Shoot for the moon. If you miss at least you'll land amongst the stars!!

Saturday 27 April 2013

The new benefits system and mental healh treatment


There are many things in this blog post that I am not happy to be sharing but I feel strongly that people need to tell their stories about what the benefits system is really doing to people. So I have decided to ignore everything in me that is telling me not to post this, and post it anyway. I believe that keeping quiet is only giving this government more power and I no longer wish to allow this government to continuously tell lies about what they are setting out to do with the benefits system-so here is my story-please do not judge me too harshly lol

 This has resulted in me claiming ESA and DLA. I finished a degree in Psychology and counselling in May last year and gave myself a year to recover from the mental health issues I have had for ten years now. I wanted to get better, get a job and save to do my masters, so that I could eventually become a counsellor and help people in my situation.

The problem I have found with this is two fold. First is actually getting treatment to suit me. The only treatment that seems to be available on the NHS is CBT-which I have previously had to no avail and medication, which the side affects of are always too much for me to get through. I have found that I am now blamed for my illness and viewed as someone that "doen't want help" which is incorrect. I do want help and I do want treatment, I just want a treatment that suits me. Any mental health professional knows that no one form of therapy suits every single person. Yet this is no longer coming across. CBT is cheap and fast and therefore the only form of therapy that I seem to be able to get. While the figures for the success rate of CBT may look impressive at first glance-at around 49%-this still leaves 51% of people that make no improvement throughout CBT treatment. So I fail to understand how this can possibly be seen as a treatment that helps all.

Further to this on follow up studies a year after treatment the success rate fell to 39% and two years are this fell to 18% of people successfully helped through CBT-it also found that during this period some paitients had received further treatment. Also the majority of the 18% were the ones that scored at the bottom end for meeting the criteria for an anxiety condition. Which suggests that for people with a more severe case of anxiety-such as myself-CBT is of absolutely no use. Yet this seems to be the treatment continuously pushed upon people. I myself have often felt hopeless as a result of CBT not working as so many professionals will tell you the only time it doesn't work is when you don't put the effort in-not really a good thing to say to people with mental health issues-especially when the failure rate is so high.

The second wall I find I face in my recovery is the constant badgering I get through the benefits system, to go for medicals, fill out medical forms to prove my illness. I am constantly found to be in the medium term and work can be considered in 6 months. This means that while 6 months sounds like a long time in reality this drops to 4 months before the whole process starts again.

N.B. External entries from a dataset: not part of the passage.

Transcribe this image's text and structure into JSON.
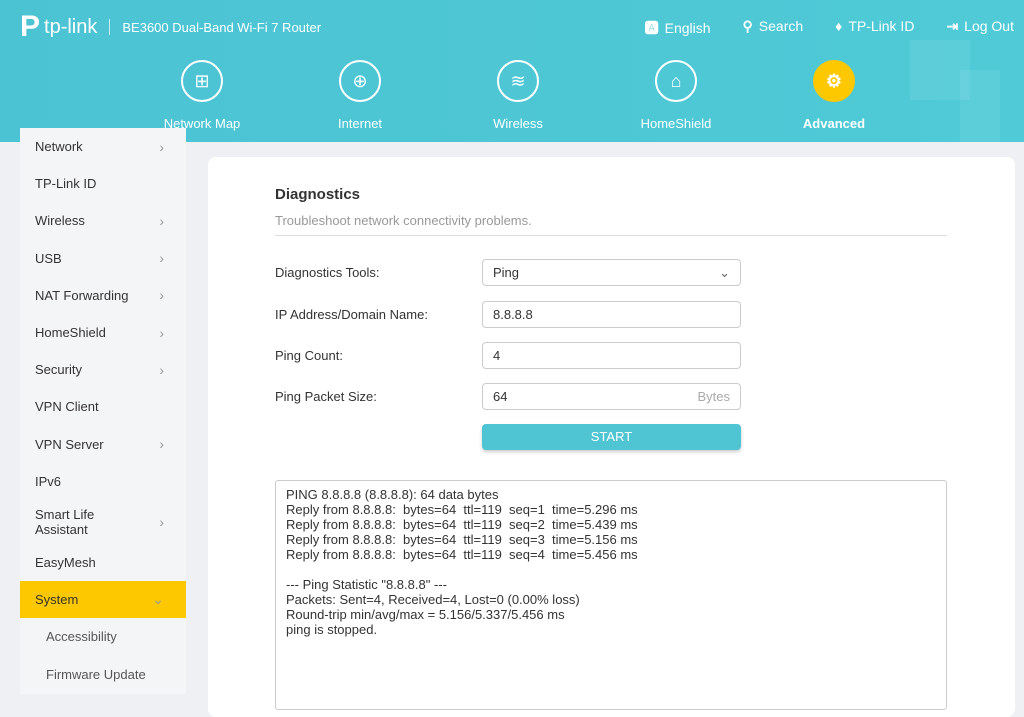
{
  "header": {
    "brand": "tp-link",
    "model": "BE3600 Dual-Band Wi-Fi 7 Router",
    "links": [
      {
        "icon": "language-icon",
        "label": "English"
      },
      {
        "icon": "search-icon",
        "label": "Search"
      },
      {
        "icon": "tplink-id-icon",
        "label": "TP-Link ID"
      },
      {
        "icon": "logout-icon",
        "label": "Log Out"
      }
    ]
  },
  "nav": [
    {
      "label": "Network Map"
    },
    {
      "label": "Internet"
    },
    {
      "label": "Wireless"
    },
    {
      "label": "HomeShield"
    },
    {
      "label": "Advanced",
      "active": true
    }
  ],
  "sidebar": [
    {
      "label": "Network",
      "chevron": true
    },
    {
      "label": "TP-Link ID"
    },
    {
      "label": "Wireless",
      "chevron": true
    },
    {
      "label": "USB",
      "chevron": true
    },
    {
      "label": "NAT Forwarding",
      "chevron": true
    },
    {
      "label": "HomeShield",
      "chevron": true
    },
    {
      "label": "Security",
      "chevron": true
    },
    {
      "label": "VPN Client"
    },
    {
      "label": "VPN Server",
      "chevron": true
    },
    {
      "label": "IPv6"
    },
    {
      "label": "Smart Life Assistant",
      "chevron": true
    },
    {
      "label": "EasyMesh"
    },
    {
      "label": "System",
      "active": true,
      "expanded": true
    },
    {
      "label": "Accessibility",
      "sub": true
    },
    {
      "label": "Firmware Update",
      "sub": true
    }
  ],
  "main": {
    "title": "Diagnostics",
    "subtitle": "Troubleshoot network connectivity problems.",
    "tools_label": "Diagnostics Tools:",
    "tools_value": "Ping",
    "ip_label": "IP Address/Domain Name:",
    "ip_value": "8.8.8.8",
    "count_label": "Ping Count:",
    "count_value": "4",
    "size_label": "Ping Packet Size:",
    "size_value": "64",
    "size_unit": "Bytes",
    "start_label": "START",
    "output": "PING 8.8.8.8 (8.8.8.8): 64 data bytes\nReply from 8.8.8.8:  bytes=64  ttl=119  seq=1  time=5.296 ms\nReply from 8.8.8.8:  bytes=64  ttl=119  seq=2  time=5.439 ms\nReply from 8.8.8.8:  bytes=64  ttl=119  seq=3  time=5.156 ms\nReply from 8.8.8.8:  bytes=64  ttl=119  seq=4  time=5.456 ms\n\n--- Ping Statistic \"8.8.8.8\" ---\nPackets: Sent=4, Received=4, Lost=0 (0.00% loss)\nRound-trip min/avg/max = 5.156/5.337/5.456 ms\nping is stopped."
  }
}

I will receive a medical form 2 months before the date that my review needs to be done. I filled it out, sent it back (filling out the form on its own is extremely stressful because you have to admit to yourself all the ways in which your illness affects your life-I have found this has made me a lot more depressed than normal).
I sent it back and had a very worrying two month wait until I heard anything. This sent my anxiety through the roof and I became extremely irrational. I lost friends during this period as I became paranoid and starting attacking people-verbally-that I care about. In the end I ended up at the hospital as my friend was worried that I would do something stupid. I had become suicidal at the time and the thought of taking my own life became very rational to me. After months of not self harming I began to self harm again.

I eventually received a letter to say I am in the work related activity group, which means the DWP consider me to be someone who is ready to work on returning to the work place. However they do not wish to give me any mental health support to get there. They make no allowances for my illness, I get an appointment for my meetings with my advisor at Cheshire training and I have no choice but to attend-despite the fact that I can have days when I am so anxious I find it impossible to get out of bed, let a lone out of the house! I cannot guarantee which days these will be and therefore I may be unable to attend on the day of my appointment, yet if this happens I get sanctioned.

I did a degree while ill and not only did I find it a lot less stressful and worrying but I found they were more accommodating to my illness. They made allowances because of my illness, I was under a lot less pressure there than I am now. To me this makes no sense. How can it be an academic setting is more supportive of an illness than the benefit system that s set up to support me during my time of illness?

The only way to describe what they are doing is it feels like they are poking you constantly saying "are you ready for work now?" "you need to get out to work" "you need tough love" "you should be at work by now" while at the same time giving me no suitable treatment for me, to get me there!

The way they are treating people like me is not likely to get anyone out to work, it is not tough love, there is no love involved in any of this. The compassion has gone out of this government and again the poor are being made to pay. I am one month off of my year deadline and I am a lot worse not better. This new system is not only, not helping me back into work, it is also guaranteeing that I will be unlikely to be well enough to return to work for a very very long time!